In which
they sort through the ashes of the aftermath, part 4
03/04/1876
4:56 AM GMT
9:56 PM Local
Case MO70
Marshal: Captain Macy.
Witness: Sergeant Goodman.
[Silence]
Marshal: I’m sorry about-
Witness: Don’t bullshit me, Goodman. Just do what you have to do. I’ve still got a wife and two sons to take care of. I have that at least.
[Silence]
Witness: I didn’t know, you know. What Lament did, exactly. But I knew I didn’t know. When I was a kid, he was the smartest, brightest kid in town, until he got sent away. It was a big impression on me, seeing another kid smarter than some of the adults. So when he came back and said ‘trust me’, I trusted him. Let him use my basement, didn’t look inside afterwards until he cleaned it all up. I had a soldier’s constitution before the war even started; sometimes you have to do awful things to win.
[Silence]
Witness: But his war’s not my war. Mine, I still have a hope of winning. Him, I think he’s as daft as those Lily-Whites if he thinks he can still win. what’s left of them at least.
Marshal: Sir…are you fit for this? We can wait until-
Witness: I am fitter now than I have been for some time. Let’s get this over with. I rode into town, threatened the other Marshal into letting me work, punched Lament’s jaw so hard he blacked out, and got to work. Had to find my daughter, had to find some wizards.
Marshal: I understand your expertise was sorely needed.
Witness: I just asked the question none of you were asking: what the hell was my girl eating? I talked to anybody who might have victuals or rations in the cold of winter, civilian or federal, asked about any oddities and, guess what, that skull-cracked strongman Bean’s been leading by the neck had been asking for extra portions. So I asked anybody who’d worked with those two and he’d been asking for all sorts of odds and ends. Copper wiring cinched it; I know Geraldine took that contraption Matilda gave her when she…left.
[Silence]
Witness: Still odd to say it. Sure as hell feels like she was kidnapped.
Marshal: Again, we can pause if you need a bit more time to rest, sober up…
Witness: I just…don’t know. You always hear about someone’s sister or daughter running off with the first man to catch her eye, but…I mean I can’t blame them the way I ran off to get into trapping and fur trading. There’s always something more interesting in the next town over, and a half-decent man who’ll take you there. But Geraldine already had plans. She was going to make it in Stephens. And now that’ll never happen because she threw her lot in with him.
Marshal: Well there’s still Newnham in Cambridge.
Witness: Yeah and there’s still convents and salons and ditches. The whole world for her - except the country with the town with the family that loves her. I’m never going to see her again.
Marshal: She’s still alive. And you’ve got the rest of your family. You still have your life, sir. So pull yourself together.
Witness: Yeah. Fine. Sorry. Forgot myself. Right. So Geraldine with…Williams? Bitters? Whoever he is now.
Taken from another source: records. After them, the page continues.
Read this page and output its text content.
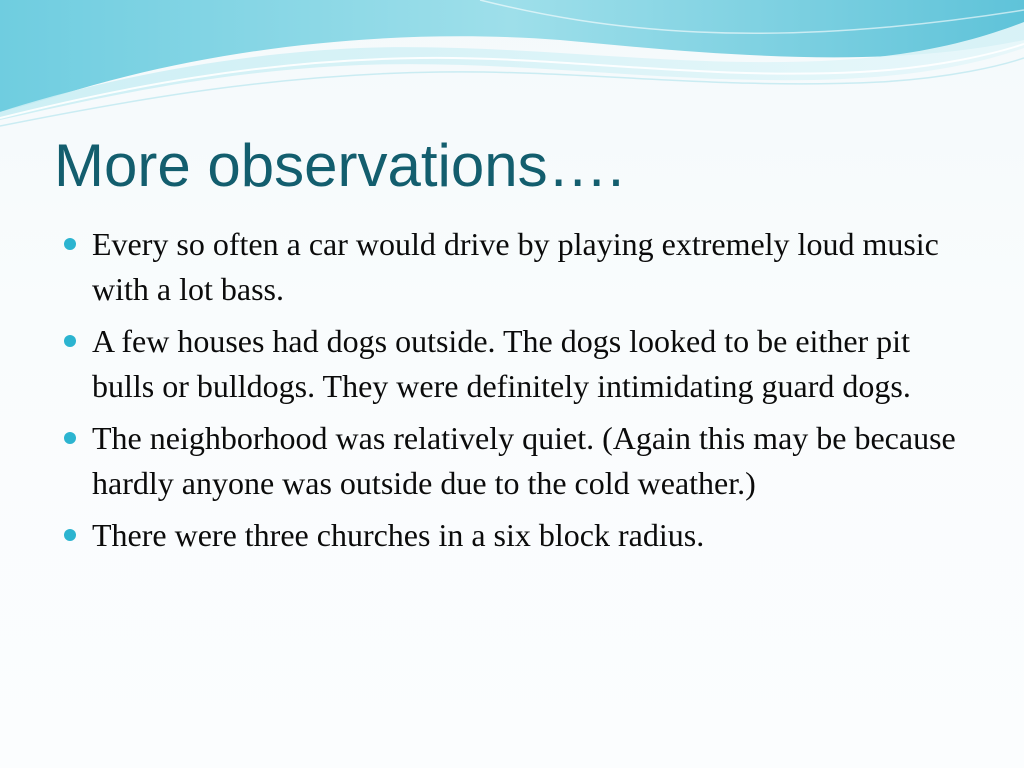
More observations….
Every so often a car would drive by playing extremely loud music with a lot bass.
A few houses had dogs outside. The dogs looked to be either pit bulls or bulldogs. They were definitely intimidating guard dogs.
The neighborhood was relatively quiet. (Again this may be because hardly anyone was outside due to the cold weather.)
There were three churches in a six block radius.
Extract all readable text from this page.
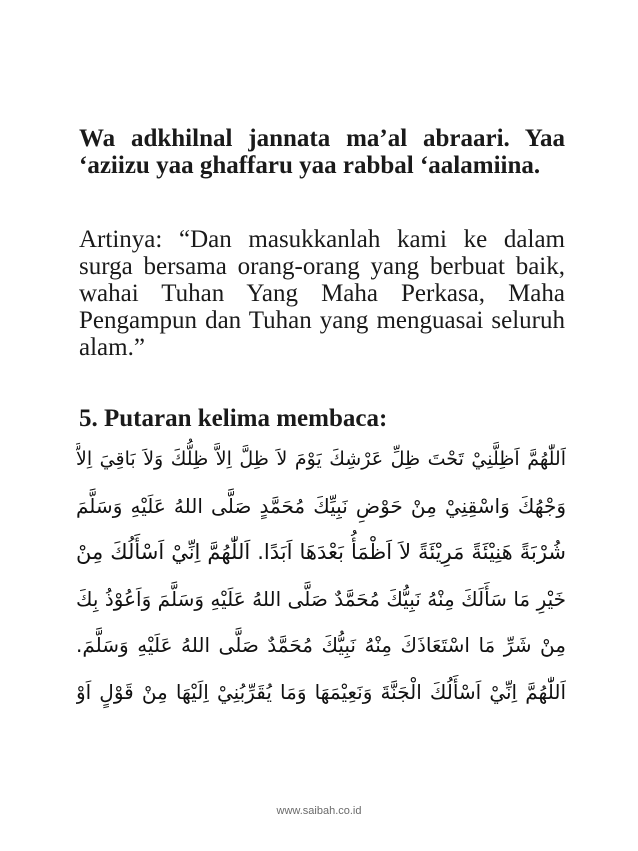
Wa adkhilnal jannata ma’al abraari. Yaa ‘aziizu yaa ghaffaru yaa rabbal ‘aalamiina.
Artinya: “Dan masukkanlah kami ke dalam surga bersama orang-orang yang berbuat baik, wahai Tuhan Yang Maha Perkasa, Maha Pengampun dan Tuhan yang menguasai seluruh alam.”
5. Putaran kelima membaca:
اَللّٰهُمَّ اَظِلَّنِيْ تَحْتَ ظِلِّ عَرْشِكَ يَوْمَ لاَ ظِلَّ اِلاَّ ظِلُّكَ وَلاَ بَاقِيَ اِلاَّ
وَجْهُكَ وَاسْقِنِيْ مِنْ حَوْضِ نَبِيِّكَ مُحَمَّدٍ صَلَّى اللهُ عَلَيْهِ وَسَلَّمَ
شُرْبَةً هَنِيْئَةً مَرِيْئَةً لاَ اَظْمَأُ بَعْدَهَا اَبَدًا. اَللّٰهُمَّ اِنِّيْ اَسْأَلُكَ مِنْ
خَيْرِ مَا سَأَلَكَ مِنْهُ نَبِيُّكَ مُحَمَّدٌ صَلَّى اللهُ عَلَيْهِ وَسَلَّمَ وَاَعُوْذُ بِكَ
مِنْ شَرِّ مَا اسْتَعَاذَكَ مِنْهُ نَبِيُّكَ مُحَمَّدٌ صَلَّى اللهُ عَلَيْهِ وَسَلَّمَ.
اَللّٰهُمَّ اِنِّيْ اَسْأَلُكَ الْجَنَّةَ وَنَعِيْمَهَا وَمَا يُقَرِّبُنِيْ اِلَيْهَا مِنْ قَوْلٍ اَوْ
www.saibah.co.id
He’d already gotten shipped off to Ohio with Lament and 19 wouldn’t let me on the next train without more proof, so I just had to sit with my thumb up my ass. Got assigned to figure out what the hell happened with the Blue Wench escaping. 19 had his people pointing guns at every rustling bush in case it was a bear or some other creature of violence, but I worked with Matilda. She’s wily and patient; she prefers reconnaissance to an ambush. So I started looking for birds high in the sky. Saw them flying to and from the southwest, started walking.
Marshal: And that’s when you found her notes about what the birds told her. How they saw what happened to Mr. Freestone and Geraldine until they got put on trains.
Witness: Yeah, her notes.
[Silence]
Marshal: Macy, this case is likely to be held in abeyance or sealed given the circumstances of Victor’s escape. I already have orders to close this as quickly as possible; I’m just making sure we get all the details in case we have to go through this again. It wouldn’t be actionable in any trial. You can tell me the truth.
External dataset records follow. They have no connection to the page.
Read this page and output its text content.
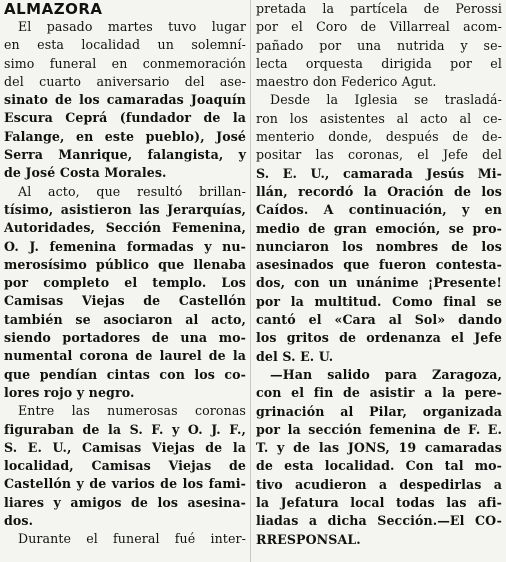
ALMAZORA
El pasado martes tuvo lugar
en esta localidad un solemní-
simo funeral en conmemoración
del cuarto aniversario del ase-
sinato de los camaradas Joaquín
Escura Ceprá (fundador de la
Falange, en este pueblo), José
Serra Manrique, falangista, y
de José Costa Morales.
Al acto, que resultó brillan-
tísimo, asistieron las Jerarquías,
Autoridades, Sección Femenina,
O. J. femenina formadas y nu-
merosísimo público que llenaba
por completo el templo. Los
Camisas Viejas de Castellón
también se asociaron al acto,
siendo portadores de una mo-
numental corona de laurel de la
que pendían cintas con los co-
lores rojo y negro.
Entre las numerosas coronas
figuraban de la S. F. y O. J. F.,
S. E. U., Camisas Viejas de la
localidad, Camisas Viejas de
Castellón y de varios de los fami-
liares y amigos de los asesina-
dos.
Durante el funeral fué inter-
pretada la partícela de Perossi
por el Coro de Villarreal acom-
pañado por una nutrida y se-
lecta orquesta dirigida por el
maestro don Federico Agut.
Desde la Iglesia se trasladá-
ron los asistentes al acto al ce-
menterio donde, después de de-
positar las coronas, el Jefe del
S. E. U., camarada Jesús Mi-
llán, recordó la Oración de los
Caídos. A continuación, y en
medio de gran emoción, se pro-
nunciaron los nombres de los
asesinados que fueron contesta-
dos, con un unánime ¡Presente!
por la multitud. Como final se
cantó el «Cara al Sol» dando
los gritos de ordenanza el Jefe
del S. E. U.
—Han salido para Zaragoza,
con el fin de asistir a la pere-
grinación al Pilar, organizada
por la sección femenina de F. E.
T. y de las JONS, 19 camaradas
de esta localidad. Con tal mo-
tivo acudieron a despedirlas a
la Jefatura local todas las afi-
liadas a dicha Sección.—El CO-
RRESPONSAL.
Witness: I found her notes.
Marshal: We saw no sign of her having that much paper; the one note she wrote was on a scrap of cloth she’d managed to squirrel away. And there’s no logs of paper going missing shortly after her escape, just the bones.
Witness: I found them, Marshall.
Marshal: Just…I won’t hold it against you. You found Matilda herself, made some bargain with her for information, and then gave her paper to write down that information for plausible deniability. That’s how they were able to pinpoint Cincinnati over Columbus or Cleveland. And it would also explain that box with holes you brought onto the train and-
[Chair scraping, heavy receding footsteps]
Marshal: …We will continue later then.